La posizione di Ue e Usa
«Se mi aspetto di continuare a parlare con i responsabili del Commercio della Commissione europea? Sì», ha detto nelle scorse ore Howard Lutnick, segretario al Commercio della Casa Bianca. Tra i temi sul tavolo resta anche la tassa sui servizi digitali, che l’Ue pianifica di approvare per colpire i colossi del Big Tech ma che Washington vorrebbe bloccare una volta per tutte. «C’è ancora molto da negoziare», ha ribadito ancora Lutnick ai microfoni di Cnbc. Da parte sua, l’Ue ha intenzione di congelare per sei mesi i contro-dazi sui prodotti statunitensi che sarebbero scattati il prossimo 7 agosto. La decisione, però, sarà formalizzata solo una volta definito il testo quadro dell’intesa stretta domenica da von der Leyen e Trump. Anche perché quell’accordo non ha raccolto grandi applausi nel Vecchio Continente.

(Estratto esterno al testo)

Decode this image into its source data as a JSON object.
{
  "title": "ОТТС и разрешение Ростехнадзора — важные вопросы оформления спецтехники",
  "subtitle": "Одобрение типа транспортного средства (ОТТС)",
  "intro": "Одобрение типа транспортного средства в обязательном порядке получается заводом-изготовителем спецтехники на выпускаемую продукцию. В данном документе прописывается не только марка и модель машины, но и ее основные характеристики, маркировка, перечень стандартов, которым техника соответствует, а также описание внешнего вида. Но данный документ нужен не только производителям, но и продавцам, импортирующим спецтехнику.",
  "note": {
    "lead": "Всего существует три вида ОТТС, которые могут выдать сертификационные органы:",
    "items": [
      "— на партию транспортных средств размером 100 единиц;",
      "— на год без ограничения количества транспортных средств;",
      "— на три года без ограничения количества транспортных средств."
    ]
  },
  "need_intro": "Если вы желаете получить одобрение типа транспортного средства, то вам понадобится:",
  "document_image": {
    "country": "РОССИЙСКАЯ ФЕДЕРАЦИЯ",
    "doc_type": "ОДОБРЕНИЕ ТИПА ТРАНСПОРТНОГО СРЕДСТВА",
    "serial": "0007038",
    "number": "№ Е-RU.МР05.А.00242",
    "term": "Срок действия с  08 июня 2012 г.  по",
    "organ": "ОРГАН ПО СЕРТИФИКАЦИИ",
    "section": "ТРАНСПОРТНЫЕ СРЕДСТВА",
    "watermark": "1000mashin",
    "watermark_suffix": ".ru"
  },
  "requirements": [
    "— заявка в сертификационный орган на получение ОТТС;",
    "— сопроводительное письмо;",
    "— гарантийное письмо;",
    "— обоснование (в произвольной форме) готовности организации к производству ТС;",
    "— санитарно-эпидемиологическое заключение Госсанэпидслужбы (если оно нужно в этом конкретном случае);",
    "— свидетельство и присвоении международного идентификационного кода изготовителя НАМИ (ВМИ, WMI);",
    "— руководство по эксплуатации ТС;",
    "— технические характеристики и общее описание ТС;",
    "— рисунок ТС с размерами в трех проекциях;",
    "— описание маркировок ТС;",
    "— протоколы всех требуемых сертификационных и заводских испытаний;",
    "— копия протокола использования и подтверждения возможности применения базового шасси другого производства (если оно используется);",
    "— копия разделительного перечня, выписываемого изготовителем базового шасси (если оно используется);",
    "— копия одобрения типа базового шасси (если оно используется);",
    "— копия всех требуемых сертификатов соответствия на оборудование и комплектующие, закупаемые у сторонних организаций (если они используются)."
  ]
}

L’ira di Macron e la prudenza di Giorgetti
Anzi, la stragrande maggioranza dei capi di governo ha espresso forti critiche, a partire dalla Francia, che avrebbe preferito una linea dura e intransigente dell’Europa di fronte alle minacce di Trump. Nella trattativa con Washington, «l’Ue non è stata temuta abbastanza. E per essere liberi, bisogna essere temuti», ha tuonato il presidente francese Emmanuel Macron durante il Consiglio dei ministri. «La Francia – ha aggiunto l’inquilino dell’Eliseo – ha sempre tenuto una posizione ferma e intransigente e continuerà a farlo. Non ci fermeremo». Più cauto si è mostrato in questi giorni il governo italiano, che però non ha nascosto la preoccupazione per il possibile impatto sul made in Italy. Oggi però il ministro dell’Economia Giancarlo Giorgetti ha voluto raffreddare le speranze (o i timori) di chi già intravede nuovi aiuti pubblici alle imprese dei settori colpiti dai dazi Usa: «Parlare ora di iniziative di contrasto agli effetti dei dazi sulle imprese è prematuro», ha tagliato corto Giorgetti rispondendo al question time alla Camera. In Scozia, ha confermato, è stato raggiunto «un accordo politico» che deve ancora essere dettagliato: è così stata scongiurata una guerra commerciale e si è chiusa una fase di incertezza, ma una valutazione complessiva dell’impatto «ad oggi non si può trarre».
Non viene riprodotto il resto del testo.